The Economics of Online Music
Very nice analysis here from Gareth about one of the most-overlooked aspects of the music-sharing debate: the (non-monetary) cost to users of the time they spend searching for music. Check out his article How To Make Money From Online Music (and make everybody better off in the process)
From his conclusions:
This analysis has shown that it is possible attract paying users to an online music service. What's more, we've seen exactly how to achieve this: one must give the user an experience that is better than free file-sharing by reducing search costs. Major record labels must give up on the attempt to win customers with an inferior product and instead they must innovate to find the best way of reducing search costs for consumers. Apple is leading the way with iMS, and I believe other companies will have no choice but to follow.

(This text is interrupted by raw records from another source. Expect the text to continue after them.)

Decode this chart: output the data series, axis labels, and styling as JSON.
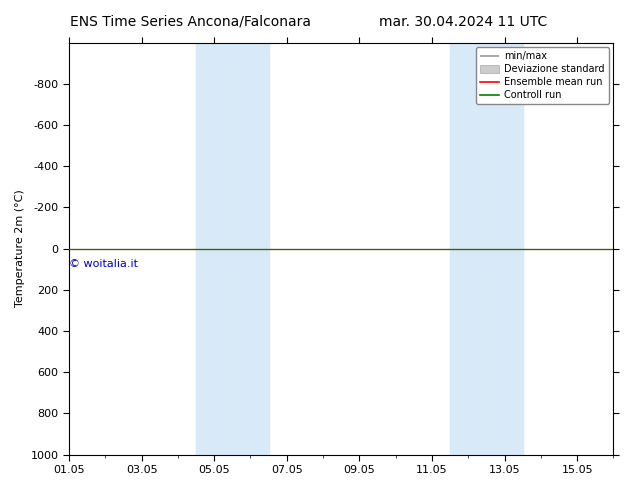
{
  "title_left": "ENS Time Series Ancona/Falconara",
  "title_right": "mar. 30.04.2024 11 UTC",
  "ylabel": "Temperature 2m (°C)",
  "ylim_bottom": -1000,
  "ylim_top": 1000,
  "yticks": [
    -800,
    -600,
    -400,
    -200,
    0,
    200,
    400,
    600,
    800,
    1000
  ],
  "xtick_labels": [
    "01.05",
    "03.05",
    "05.05",
    "07.05",
    "09.05",
    "11.05",
    "13.05",
    "15.05"
  ],
  "xtick_positions": [
    0,
    2,
    4,
    6,
    8,
    10,
    12,
    14
  ],
  "xlim": [
    0,
    15
  ],
  "shade_regions": [
    {
      "x_start": 3.5,
      "x_end": 5.5,
      "color": "#d8eaf8"
    },
    {
      "x_start": 10.5,
      "x_end": 12.5,
      "color": "#d8eaf8"
    }
  ],
  "flat_line_y": 0.0,
  "ensemble_mean_color": "#ff0000",
  "control_run_color": "#008000",
  "minmax_color": "#999999",
  "std_dev_color": "#cccccc",
  "watermark_text": "© woitalia.it",
  "watermark_color": "#0000cc",
  "legend_entries": [
    "min/max",
    "Deviazione standard",
    "Ensemble mean run",
    "Controll run"
  ],
  "background_color": "#ffffff",
  "plot_bg_color": "#ffffff",
  "title_fontsize": 10,
  "label_fontsize": 8,
  "tick_fontsize": 8,
  "legend_fontsize": 7
}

My contention has always been that for the segment of the music-seeking market which I belong to (admittedly the minority), the appeal of file-sharing services is NOT that the music can be downloaded for free
. Rather, software tools like Kazaa and Soulseek drastically reduce our "search costs" for music, which is of great benefit even if downloads must be paid for. If one's tastes in music fall anywhere outside the mainstream artists which are aggressively marketed and saturate the airwaves, finding the artists and songs you'd most like can be a difficult and time-consuming process. File-sharing services can make it substantially easier to find this type of music. For this reason, initiatives like Apple's new iMusic service can be successful despite charging users for downloads (currently at the rate of $0.99 a track).